I don't think that's an advantage these days. The bottleneck seems to be decoding instructions, and that's easier to parallelize if instructions are fixed width. Case in point: The big cores on Apple's A11 and A12 SoCs can decode 7 instructions per cycle. Intel's Skylake can do 5. Intel CPUs also have μop caches because decoding x86 is so expensive.
Maybe the golden middle path is compressed risc instructions. E.g the risc-v C extension, where the most commonly used instructions take 16 bits, and the full 32-bit instructions are still available. Density is apparently slightly better than x86-64, while being easier to decode.
(yes, I'm aware there's no high performance risc-v core available (yet) comparable to x86-64 or power, or even the higher end arm ones)
That's not the case. Only one of Skylake's decoders can translate complex x86 instructions. The other 4 are simple decoders, and can only transform a simple x86 instruction into a single µop. At most, Skylake's decoder can emit 5 µops per cycle.[1]
... so what? most code's hot and should be issued from the uop cache at 6uop/cl with "80%+ hit rate" from your source
you're really not making the case that "decode" is the bottleneck, are you unaware of the mitigations that x86 designs have taken to alleviate that? or are those mitigations your proof that the ISA's deficient
That really isn't true in the modern world. x86 has things like load-op and large inline constants but ARM has things like load or store multiple, predication, and more registers. They tend to take about the same number of instructions per executable and about the same number of bytes per instruction.
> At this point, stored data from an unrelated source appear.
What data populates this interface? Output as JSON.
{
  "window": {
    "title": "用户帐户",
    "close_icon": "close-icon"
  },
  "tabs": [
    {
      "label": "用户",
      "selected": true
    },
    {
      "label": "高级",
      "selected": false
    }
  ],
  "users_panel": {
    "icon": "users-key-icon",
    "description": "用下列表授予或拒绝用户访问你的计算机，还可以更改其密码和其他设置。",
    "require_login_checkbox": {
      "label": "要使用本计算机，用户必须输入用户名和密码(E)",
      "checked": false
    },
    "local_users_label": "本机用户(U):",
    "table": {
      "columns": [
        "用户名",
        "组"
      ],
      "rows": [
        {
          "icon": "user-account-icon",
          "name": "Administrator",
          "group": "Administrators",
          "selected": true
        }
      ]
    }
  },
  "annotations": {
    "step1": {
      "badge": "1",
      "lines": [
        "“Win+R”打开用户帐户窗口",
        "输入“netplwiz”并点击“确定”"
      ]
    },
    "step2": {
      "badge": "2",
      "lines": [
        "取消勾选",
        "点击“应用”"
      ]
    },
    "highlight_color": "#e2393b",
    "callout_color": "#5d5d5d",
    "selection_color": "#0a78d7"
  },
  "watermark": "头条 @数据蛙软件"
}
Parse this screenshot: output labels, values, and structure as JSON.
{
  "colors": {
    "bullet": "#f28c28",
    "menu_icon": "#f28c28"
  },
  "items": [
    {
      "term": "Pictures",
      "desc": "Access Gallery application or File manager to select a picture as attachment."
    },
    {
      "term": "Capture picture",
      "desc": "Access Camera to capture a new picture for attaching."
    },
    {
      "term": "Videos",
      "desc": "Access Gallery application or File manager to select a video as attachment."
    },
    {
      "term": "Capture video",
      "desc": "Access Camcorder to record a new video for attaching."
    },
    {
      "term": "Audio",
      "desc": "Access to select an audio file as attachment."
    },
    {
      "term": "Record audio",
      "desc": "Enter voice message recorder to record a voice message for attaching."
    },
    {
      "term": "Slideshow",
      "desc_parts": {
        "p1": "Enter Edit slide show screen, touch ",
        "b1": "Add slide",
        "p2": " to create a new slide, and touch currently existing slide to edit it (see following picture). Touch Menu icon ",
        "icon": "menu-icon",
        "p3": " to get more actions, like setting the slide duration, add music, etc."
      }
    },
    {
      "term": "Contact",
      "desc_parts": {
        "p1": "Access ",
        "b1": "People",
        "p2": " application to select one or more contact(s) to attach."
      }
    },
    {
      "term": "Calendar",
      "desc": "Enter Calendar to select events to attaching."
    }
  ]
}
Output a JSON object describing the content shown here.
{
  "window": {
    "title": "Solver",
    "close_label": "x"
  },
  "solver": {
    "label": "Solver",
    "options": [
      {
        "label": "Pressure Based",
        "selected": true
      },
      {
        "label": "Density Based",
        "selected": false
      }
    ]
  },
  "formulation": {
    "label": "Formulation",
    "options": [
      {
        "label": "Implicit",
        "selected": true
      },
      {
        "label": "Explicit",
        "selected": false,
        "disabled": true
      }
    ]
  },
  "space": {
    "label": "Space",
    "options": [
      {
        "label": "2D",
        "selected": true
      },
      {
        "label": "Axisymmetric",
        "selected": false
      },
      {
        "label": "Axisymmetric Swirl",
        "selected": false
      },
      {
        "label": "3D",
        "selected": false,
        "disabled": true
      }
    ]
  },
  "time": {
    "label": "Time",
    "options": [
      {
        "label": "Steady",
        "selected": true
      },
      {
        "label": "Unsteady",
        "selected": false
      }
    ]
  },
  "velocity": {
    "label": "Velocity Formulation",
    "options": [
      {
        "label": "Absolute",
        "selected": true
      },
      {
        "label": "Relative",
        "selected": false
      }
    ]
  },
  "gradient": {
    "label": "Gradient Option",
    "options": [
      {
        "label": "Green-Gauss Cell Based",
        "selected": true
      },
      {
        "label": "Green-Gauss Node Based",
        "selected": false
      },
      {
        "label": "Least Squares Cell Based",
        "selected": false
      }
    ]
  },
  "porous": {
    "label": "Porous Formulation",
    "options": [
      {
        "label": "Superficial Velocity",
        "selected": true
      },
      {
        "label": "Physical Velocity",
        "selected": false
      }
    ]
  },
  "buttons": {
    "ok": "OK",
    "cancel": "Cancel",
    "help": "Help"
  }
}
If you're comparing to MIPS then sure x86 is more efficient. And x86 is instruction do more than RISC-V but most high performance RISC-V uses instruction compression and front end fusion for similar pipeline and cache usage.
You can fit more code into the same sized cache, but you also need an extra cache layer for the decoded µops, and a much more complicated fetch/decode/dispatch part of the pipeline. It clearly works, at least for the high per-core power levels that Intel targets, but it's not obvious whether it saves transistors or improves performance compared to having an instruction set that accurately reflects the true execution resources, and just increasing the L1i$ size. Ultimately, only one of the strategies is viable when you're trying to maintain binary compatibility across dozens of microarchitecture generations.
The fact is that a postdecode cache is desirable even on an high performance RISC design as even there skipping decode and fetch is desirable for both performance and power usage.
IBM Power9 for example has a predecode stage before L1.
You could say that, in general, riscs can get away without extra complexity for a longer time while x86 must implement it early (this is also true for example for memory speculation due to the more restrictive intel memory model, or optimized hardware TLB walkers), but in the end it can be an advantage for x86 (more mature implementation).
In theory, yes. In practice x86-64, while it was the right solution for the market, isn't a very efficient encoding and doesn't fit any more code in cache than pragmatic RISC designs like ARM. It still beats more purist RISC designs like MIPS but not by as much as pure x86 did.
It would be easy to design a variable length encoding scheme that was self-synchronizing and played nicely with decoding multiple instructions per clock. But legacy compatibility means that that scheme will not be x86 based.
>"It would be easy to design a variable length encoding scheme that was self-synchronizing and played nicely with decoding multiple instructions per clock."
How might a self-synchronizing encoding scheme work? How could a decoder be divorced from the clock pulse? I am intrigued by this idea.
What I mean is self-synchronizing like UTF-8. For example the first bit of a byte being 1 if its the start of an instruction and 0 otherwise. Just enough to know where the instruction starts are without having to decode the instructions up to that point and so that a jump to an address that's the middle of an instruction can raise a fault. Checking the security of x86 executables can be hard sometimes because reading a string of instructions started from address FOO will give you a stream of innocuous instructions whereas reading starting at address FOO+1 will give you a different stream of instructions that does something malicious.